Ob auch Dall’Igna künftig die Mitwirkung von Suter als verlängerte Werkbank beanspruchen wird, bleibt offen. Suter hat auch für Aprilia immer wieder Komponenten entwickelt und gefertigt.

Wichtig ist, dass bei Ducati jetzt alle an einem Strick ziehen.

Gobmeier scheint 2013 mit dem Segen von Audi bei Suter eine Art Parallel-Projekt gestartet zu haben, das im Wettstreit mit den Entwicklungen der italienischen Ingenieure stand.

Schliesslich wurde Gobmeier zwischen den zwei Fronten Ingolstadt und Borgo Panigale aufgerieben.

Am Schluss fühlte er sich allein gelassen wie ein abgeschossener US-Kampfflieger im Vietnam-Krieg.

Das System der VW-Gruppe

Die VW Gruppe hat bei allen Firmenübernahmen in der Vergangenheit innerhalb von zwölf Monaten starke deutsche Manager aus dem eigenen Hause an oberster Position installiert. Das war bei Skoda so, bei Seat, bei Lamborghini, bei Bugatti, bei Bentley und Scania.

Bei Ducati ist die erste Personalrochade dieser Art gescheitert. Weil VW und Audi kein Motorrad-Knowhow im Hause haben und weil der Widerstand und der Stolz der Italiener wohl unterschätzt wurde.

Jetzt liegt es an Ducati-CEO Claudio Domenicali, Sportdirektor Paolo Ciabatti und Gigi Dall’Igna, das Ruder herumzureissen.

Wir drücken diesem Trio die Daumen.

Hoffentlich verfügen sie über die nötigen finanziellen Ressourcen, denn der langfristige Marlboro-Vertrag läuft Ende 2014 aus. Und hoffentlich hat das Audi-Management genug Geduld. Bei allem Ehrgeiz: 2014 muss als Übergangsjahr betrachtet werden. Erst 2015 dürfen wieder Podestplätze erwartet werden.

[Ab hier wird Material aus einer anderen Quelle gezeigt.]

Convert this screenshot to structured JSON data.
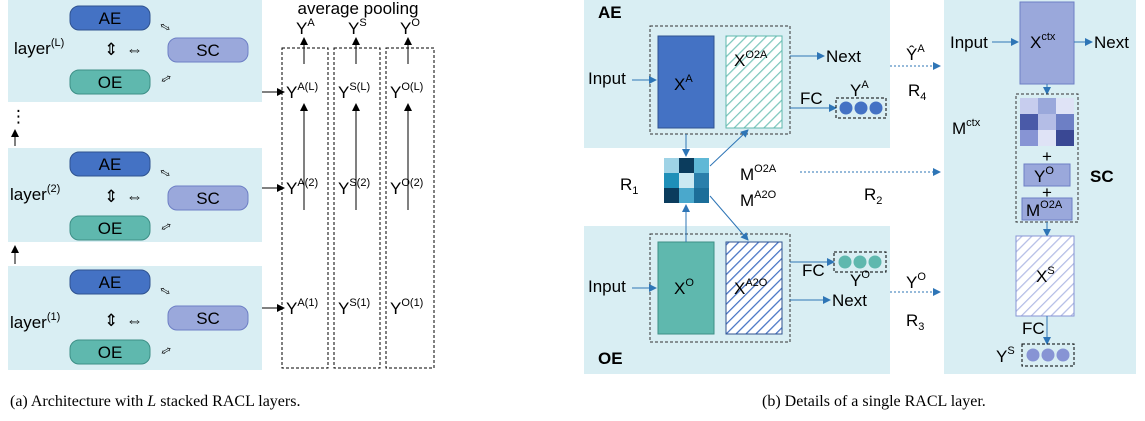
{
  "left": {
    "layers": [
      {
        "id": "L",
        "label": "layer",
        "sup": "(L)",
        "outputs": [
          "Y",
          "Y",
          "Y"
        ],
        "output_sups": [
          "A(L)",
          "S(L)",
          "O(L)"
        ]
      },
      {
        "id": "2",
        "label": "layer",
        "sup": "(2)",
        "outputs": [
          "Y",
          "Y",
          "Y"
        ],
        "output_sups": [
          "A(2)",
          "S(2)",
          "O(2)"
        ]
      },
      {
        "id": "1",
        "label": "layer",
        "sup": "(1)",
        "outputs": [
          "Y",
          "Y",
          "Y"
        ],
        "output_sups": [
          "A(1)",
          "S(1)",
          "O(1)"
        ]
      }
    ],
    "ae_label": "AE",
    "sc_label": "SC",
    "oe_label": "OE",
    "vertical_ellipsis": "⋮",
    "pooling_label": "average pooling",
    "pooled": {
      "base": "Y",
      "sups": [
        "A",
        "S",
        "O"
      ]
    },
    "caption_prefix": "(a)  Architecture with ",
    "caption_var": "L",
    "caption_suffix": " stacked RACL layers."
  },
  "right": {
    "ae_title": "AE",
    "oe_title": "OE",
    "sc_title": "SC",
    "input_label": "Input",
    "next_label": "Next",
    "xa": {
      "base": "X",
      "sup": "A"
    },
    "xo2a": {
      "base": "X",
      "sup": "O2A"
    },
    "xo": {
      "base": "X",
      "sup": "O"
    },
    "xa2o": {
      "base": "X",
      "sup": "A2O"
    },
    "xctx": {
      "base": "X",
      "sup": "ctx"
    },
    "xs": {
      "base": "X",
      "sup": "S"
    },
    "fc_label": "FC",
    "ya": {
      "base": "Y",
      "sup": "A"
    },
    "yo": {
      "base": "Y",
      "sup": "O"
    },
    "ys": {
      "base": "Y",
      "sup": "S"
    },
    "yhat_a": {
      "base": "Ŷ",
      "sup": "A"
    },
    "yo_right": {
      "base": "Y",
      "sup": "O"
    },
    "r1": {
      "base": "R",
      "sub": "1"
    },
    "r2": {
      "base": "R",
      "sub": "2"
    },
    "r3": {
      "base": "R",
      "sub": "3"
    },
    "r4": {
      "base": "R",
      "sub": "4"
    },
    "mo2a": {
      "base": "M",
      "sup": "O2A"
    },
    "ma2o": {
      "base": "M",
      "sup": "A2O"
    },
    "mctx": {
      "base": "M",
      "sup": "ctx"
    },
    "plus": "+",
    "sc_yo": {
      "base": "Y",
      "sup": "O"
    },
    "sc_mo2a": {
      "base": "M",
      "sup": "O2A"
    },
    "caption": "(b)  Details of a single RACL layer."
  },
  "colors": {
    "panel_bg": "#d9eef3",
    "ae_fill": "#4472c4",
    "oe_fill": "#5fb8ae",
    "sc_fill": "#9aa8db",
    "arrow": "#4472c4",
    "dashed_blue": "#2e75b6"
  }
}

Dass europäische Hersteller gegen die Japaner erfolgreich bestehen können, beweist KTM in allen möglichen Disziplinen – vom Motocross bis zur Moto3 und Rallye Dakar.

Klar, das Dasein in der MotoGP ist ungleich schwieriger. Ducati wird 2014 kaum um Podestplätze fighten können. Beim letzten Valencia-Test landeten Iannone, Dovizioso, Crutchlow und Pirro auf den Rängen 9, 11, 12 und 14. Das Ducati-Quartett büsste zwischen 1,4 und 2,2 Sekunden ein.

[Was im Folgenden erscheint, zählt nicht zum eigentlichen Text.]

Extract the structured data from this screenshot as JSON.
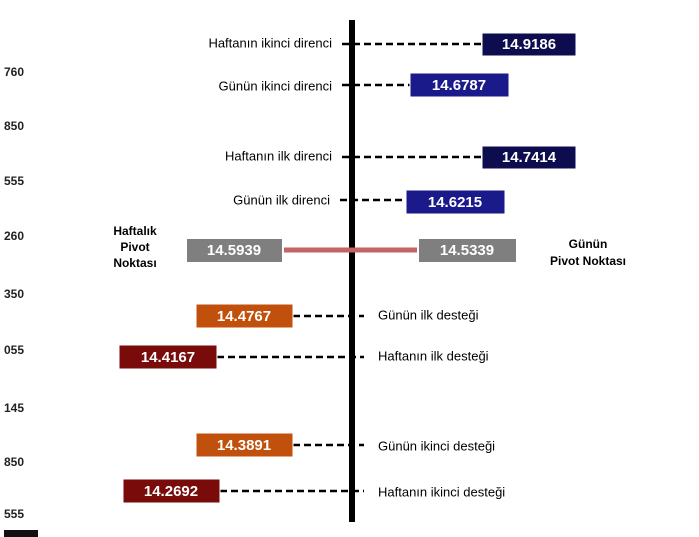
{
  "left_axis_labels": [
    "760",
    "850",
    "555",
    "260",
    "350",
    "055",
    "145",
    "850",
    "555"
  ],
  "resistances": [
    {
      "label": "Haftanın ikinci direnci",
      "value": "14.9186"
    },
    {
      "label": "Günün ikinci direnci",
      "value": "14.6787"
    },
    {
      "label": "Haftanın ilk direnci",
      "value": "14.7414"
    },
    {
      "label": "Günün ilk direnci",
      "value": "14.6215"
    }
  ],
  "pivot": {
    "weekly_label": [
      "Haftalık",
      "Pivot",
      "Noktası"
    ],
    "weekly_value": "14.5939",
    "daily_label": [
      "Günün",
      "Pivot Noktası"
    ],
    "daily_value": "14.5339"
  },
  "supports": [
    {
      "label": "Günün ilk desteği",
      "value": "14.4767"
    },
    {
      "label": "Haftanın ilk desteği",
      "value": "14.4167"
    },
    {
      "label": "Günün ikinci desteği",
      "value": "14.3891"
    },
    {
      "label": "Haftanın ikinci desteği",
      "value": "14.2692"
    }
  ]
}
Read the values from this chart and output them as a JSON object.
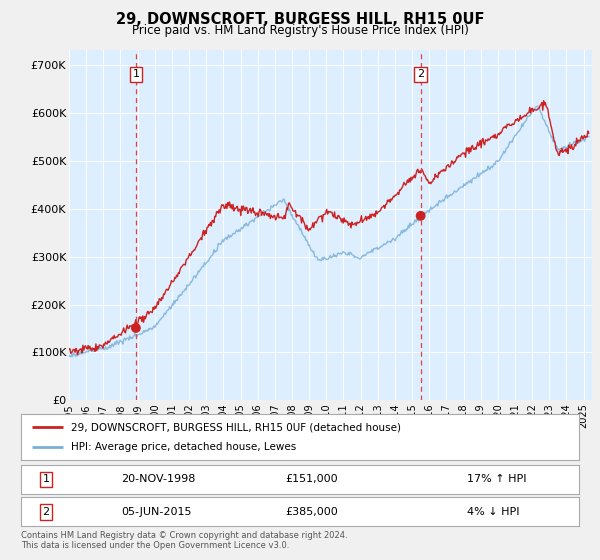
{
  "title": "29, DOWNSCROFT, BURGESS HILL, RH15 0UF",
  "subtitle": "Price paid vs. HM Land Registry's House Price Index (HPI)",
  "background_color": "#f0f0f0",
  "plot_bg_color": "#ddeeff",
  "ylabel_ticks": [
    "£0",
    "£100K",
    "£200K",
    "£300K",
    "£400K",
    "£500K",
    "£600K",
    "£700K"
  ],
  "ytick_values": [
    0,
    100000,
    200000,
    300000,
    400000,
    500000,
    600000,
    700000
  ],
  "ylim": [
    0,
    730000
  ],
  "xlim_start": 1995.0,
  "xlim_end": 2025.5,
  "sale1_x": 1998.9,
  "sale1_y": 151000,
  "sale1_label": "1",
  "sale1_date": "20-NOV-1998",
  "sale1_price": "£151,000",
  "sale1_hpi": "17% ↑ HPI",
  "sale2_x": 2015.5,
  "sale2_y": 385000,
  "sale2_label": "2",
  "sale2_date": "05-JUN-2015",
  "sale2_price": "£385,000",
  "sale2_hpi": "4% ↓ HPI",
  "legend_line1": "29, DOWNSCROFT, BURGESS HILL, RH15 0UF (detached house)",
  "legend_line2": "HPI: Average price, detached house, Lewes",
  "footer": "Contains HM Land Registry data © Crown copyright and database right 2024.\nThis data is licensed under the Open Government Licence v3.0.",
  "line_red_color": "#cc2222",
  "line_blue_color": "#7ab0d8",
  "grid_color": "#ffffff",
  "xtick_years": [
    1995,
    1996,
    1997,
    1998,
    1999,
    2000,
    2001,
    2002,
    2003,
    2004,
    2005,
    2006,
    2007,
    2008,
    2009,
    2010,
    2011,
    2012,
    2013,
    2014,
    2015,
    2016,
    2017,
    2018,
    2019,
    2020,
    2021,
    2022,
    2023,
    2024,
    2025
  ]
}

Dass Ducati mit Dovizioso und Crutchlow keine Fahrer vom Kaliber Márquez oder Lorenzo an Bord hat, ist auch kein Geheimnis. Aber ein echter Superstar liesse sich in der augenblicklichen Situation sowieso nicht anlocken.

Was ärgerlich ist: 2014 ist die Motorenentwicklung in der MotoGP erstmals eingefroren. Das heisst: Es muss mit dem Stand von Anfang März die ganze Saison gefahren werden. Noch ein Pluspunkt für Honda und Yamaha.

Bleibt zu hoffen, dass bei Ducati 2014 zumindest ein konstanter Aufwärtstrend zu sehen ist. Dann könnte wenigstens für 2015  ein Siegfahrer wie Dani Pedrosa angelockt werden.